Updated: Jul 17
Following a drop in the price of crude oil overnight on the international market, Oil and Natural Gas Corporation (ONGC), Oil India Shares, continued their losing streak on Wednesday. As of 10.50 am on the BSE, ONGC was down 5.5% and Oil India was down 8%. Both stocks have decreased by 21 and 31% during the past five days, respectively.
Why are Oil Stocks Sinking?
The recent drop was caused by Tuesday's significant dip in Brent oil prices as worries about a potential global recession sparked worries about reduced gasoline demand, which outweighed worries about supply interruption. Although supply concerns have returned to the forefront despite persistent concerns about a global recession, oil prices increased as much as nearly 3% on Wednesday before reversing some gains as investors flooded back into the market following a severe sell-off the previous session, according to Reuters.
As exports are starting to become very lucrative, the government issued export levies and limits on the exports of gasoline, diesel, and aviation turbine fuel (ATF) on July 1. This was done to ensure the domestic supply of these items. Similar to this, the government imposed a special additional excise duty (SAED) on the production of crude oil in response to the rapid increase in oil prices.
Oil stockpiles have been sluggish since the government levied a special additional excise levy of Rs23250 per tonne on the sale of locally produced crude oil, according to Nishit Master, Portfolio Manager at Axis Securities. Additionally, yesterday saw a sharp decline in oil prices because of concerns about a possible recession in the US and Europe, which will hurt ONGC and Oil India's profitability and realization.
Share Price History- Oil India, ONGC Tank Up To 33% in 1 Week
In the intraday session, today on the BSE, Oil India was down 8% at Rs 175.85. Since the government July 1 levied a special additional excise levy of Rs 23,250 per tonne on crude oil production, Oil India has fallen 33% in the previous week. The stock has now fallen 43% from its 52-week high of Rs 306 reached on June 9, 2022, following the most recent one-week loss.

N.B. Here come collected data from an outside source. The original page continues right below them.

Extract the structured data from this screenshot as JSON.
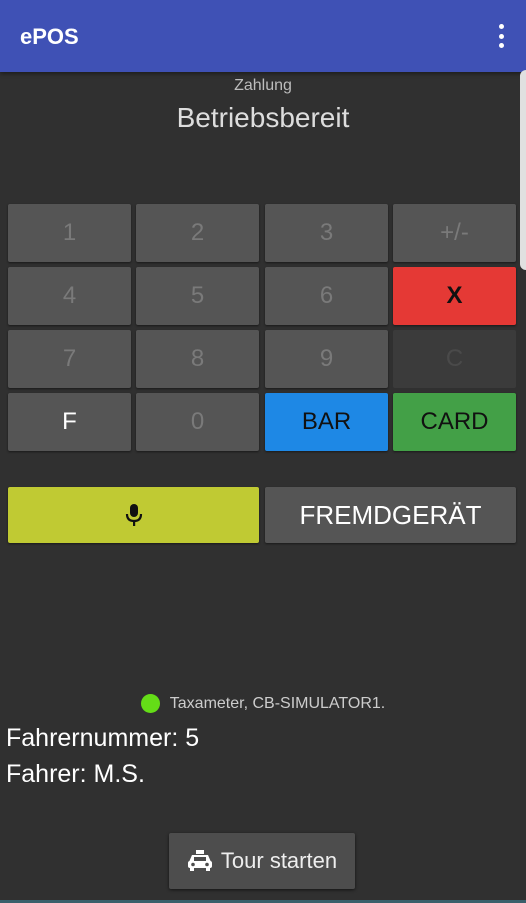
{
  "app": {
    "title": "ePOS"
  },
  "header": {
    "subtitle": "Zahlung",
    "status": "Betriebsbereit"
  },
  "keypad": {
    "k1": "1",
    "k2": "2",
    "k3": "3",
    "sign": "+/-",
    "k4": "4",
    "k5": "5",
    "k6": "6",
    "cancel": "X",
    "k7": "7",
    "k8": "8",
    "k9": "9",
    "clear": "C",
    "f": "F",
    "k0": "0",
    "bar": "BAR",
    "card": "CARD"
  },
  "actions": {
    "microphone_icon": "microphone-icon",
    "external_device": "FREMDGERÄT"
  },
  "device": {
    "status_color": "#64dd17",
    "label": "Taxameter, CB-SIMULATOR1."
  },
  "driver": {
    "number": "Fahrernummer: 5",
    "name": "Fahrer: M.S."
  },
  "tour": {
    "icon": "taxi-icon",
    "label": "Tour starten"
  },
  "colors": {
    "appbar": "#3f51b5",
    "cancel": "#e53935",
    "bar": "#1e88e5",
    "card": "#43a047",
    "mic": "#c0ca33",
    "background": "#303030"
  }
}
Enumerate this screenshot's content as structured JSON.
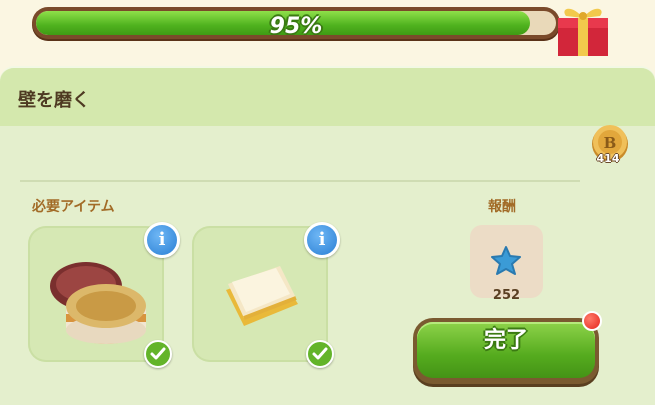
{
  "progress": {
    "percent": 95,
    "label": "95%"
  },
  "task": {
    "title": "壁を磨く"
  },
  "coins": {
    "count": "414",
    "icon": "coin-b-icon"
  },
  "required": {
    "label": "必要アイテム",
    "items": [
      {
        "name": "cream-jar",
        "icon": "cream-jar-icon",
        "checked": true
      },
      {
        "name": "cloth",
        "icon": "cloth-icon",
        "checked": true
      }
    ]
  },
  "reward": {
    "label": "報酬",
    "count": "252",
    "icon": "blue-star-icon"
  },
  "complete_button": {
    "label": "完了",
    "has_notification": true
  },
  "colors": {
    "accent_green": "#55ab1e",
    "info_blue": "#2a7fd4",
    "notif_red": "#e5271d"
  }
}
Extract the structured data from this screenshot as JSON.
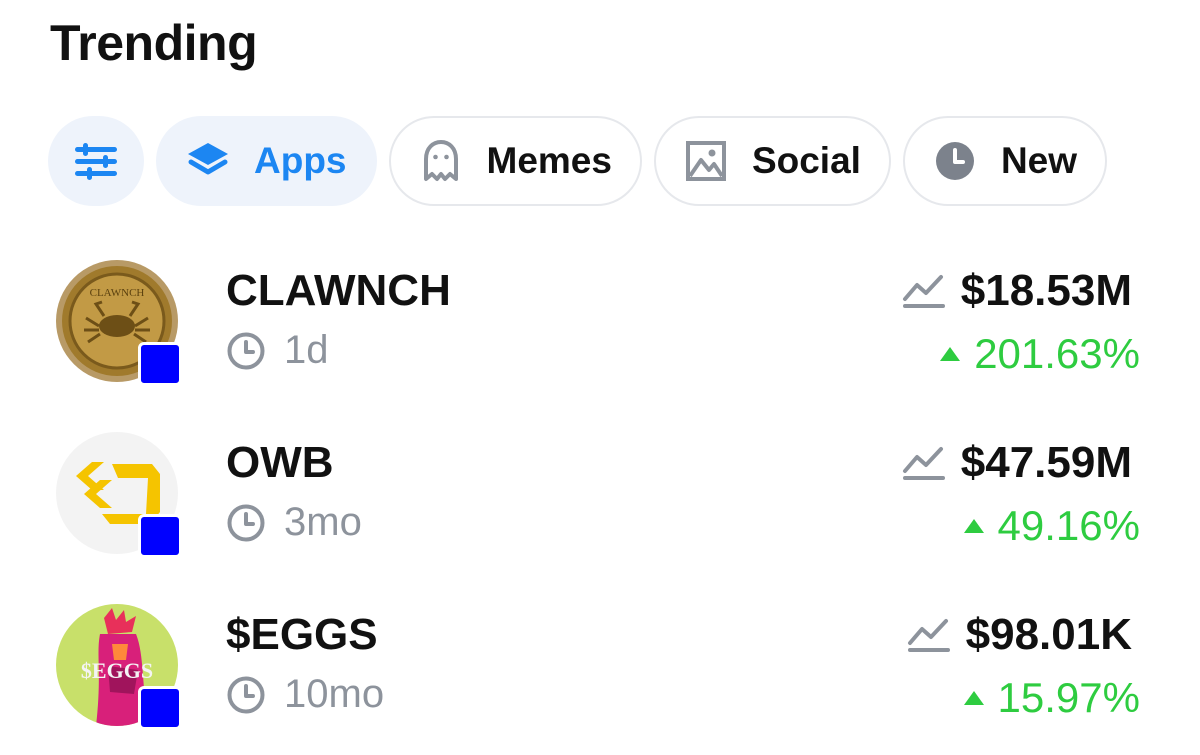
{
  "header": {
    "title": "Trending"
  },
  "filters": {
    "settings_icon": "sliders-icon",
    "chips": [
      {
        "label": "Apps",
        "icon": "layers-icon",
        "active": true
      },
      {
        "label": "Memes",
        "icon": "ghost-icon",
        "active": false
      },
      {
        "label": "Social",
        "icon": "image-icon",
        "active": false
      },
      {
        "label": "New",
        "icon": "clock-icon",
        "active": false
      }
    ]
  },
  "colors": {
    "accent": "#1c86f2",
    "positive": "#2ecc40",
    "muted": "#8d939c",
    "chip_bg": "#eef3fb",
    "chain_badge": "#0000ff"
  },
  "tokens": [
    {
      "name": "CLAWNCH",
      "age": "1d",
      "market_cap": "$18.53M",
      "change": "201.63%",
      "avatar_text": "CLAWNCH",
      "avatar_icon": "gold-crab-coin"
    },
    {
      "name": "OWB",
      "age": "3mo",
      "market_cap": "$47.59M",
      "change": "49.16%",
      "avatar_icon": "yellow-chevron-logo"
    },
    {
      "name": "$EGGS",
      "age": "10mo",
      "market_cap": "$98.01K",
      "change": "15.97%",
      "avatar_text": "$EGGS",
      "avatar_icon": "pink-rooster"
    }
  ]
}
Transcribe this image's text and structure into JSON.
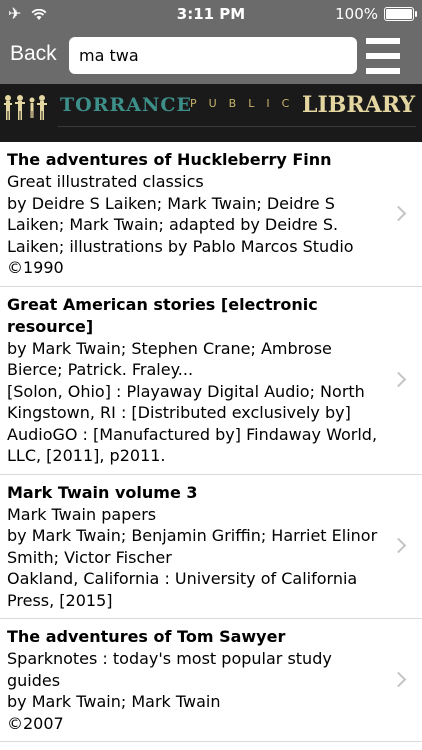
{
  "status": {
    "time": "3:11 PM",
    "battery": "100%"
  },
  "nav": {
    "back_label": "Back",
    "search_value": "ma twa"
  },
  "banner": {
    "torrance": "TORRANCE",
    "public": "PUBLIC",
    "library": "LIBRARY"
  },
  "results": [
    {
      "title": "The adventures of Huckleberry Finn",
      "lines": [
        "Great illustrated classics",
        "by Deidre S Laiken; Mark Twain; Deidre S Laiken; Mark Twain; adapted by Deidre S. Laiken; illustrations by Pablo Marcos Studio",
        "©1990"
      ]
    },
    {
      "title": "Great American stories [electronic resource]",
      "lines": [
        "by Mark Twain; Stephen Crane; Ambrose Bierce; Patrick. Fraley...",
        "[Solon, Ohio] : Playaway Digital Audio; North Kingstown, RI : [Distributed exclusively by] AudioGO : [Manufactured by] Findaway World, LLC, [2011], p2011."
      ]
    },
    {
      "title": "Mark Twain volume 3",
      "lines": [
        "Mark Twain papers",
        "by Mark Twain; Benjamin Griffin; Harriet Elinor Smith; Victor Fischer",
        "Oakland, California : University of California Press, [2015]"
      ]
    },
    {
      "title": "The adventures of Tom Sawyer",
      "lines": [
        "Sparknotes : today's most popular study guides",
        "by Mark Twain; Mark Twain",
        "©2007"
      ]
    }
  ]
}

ONGC, which fell 6% today to Rs 119.80 in intraday trading, had fallen 21% over the past week. From its 52-week high of Rs 194.60 reached on March 8, 2022, the stock fell 38%. The S&P BSE Sensex, in contrast, has increased by around 1% during the last week.
What Do Analysts Say?
For the 2Q–3QFY23 period, analysts at Motilal Oswal Financial Services have reduced ONGC and Oil India's realizations to USD60/bbl apiece, leaving them unchanged for the 4QFY23 period onward. "We also assume that the realized price and the benchmark will be used to determine the royalty and cess. These two would be equivalent to a further reduction in the realization of USD12/bbl at a price of USD100/bbl. As a result, we reduced ONGC's and Oil India's respective EPS for FY23E by 29% and 25%, respectively.
Investors had continued to be leery of ONGC and Oil India being subjected to some sort of windfall taxation. We had been valuing the companies at 3.5x and 5.9x standalone P/E, respectively, due to the same. Since there is now more clarity on that front, the brokerage company said it reduced the realizations for the firms while retaining its multiples at 3.5x and 5.9x, respectively, for ONGC and Oil India.
Reliance Industries, Chennai Petroleum, and Mangalore Refinery, among others in the petroleum sector, had their stock prices drop by up to 10%. Trading for oil marketing companies (OMCs) saw advances of up to 3%.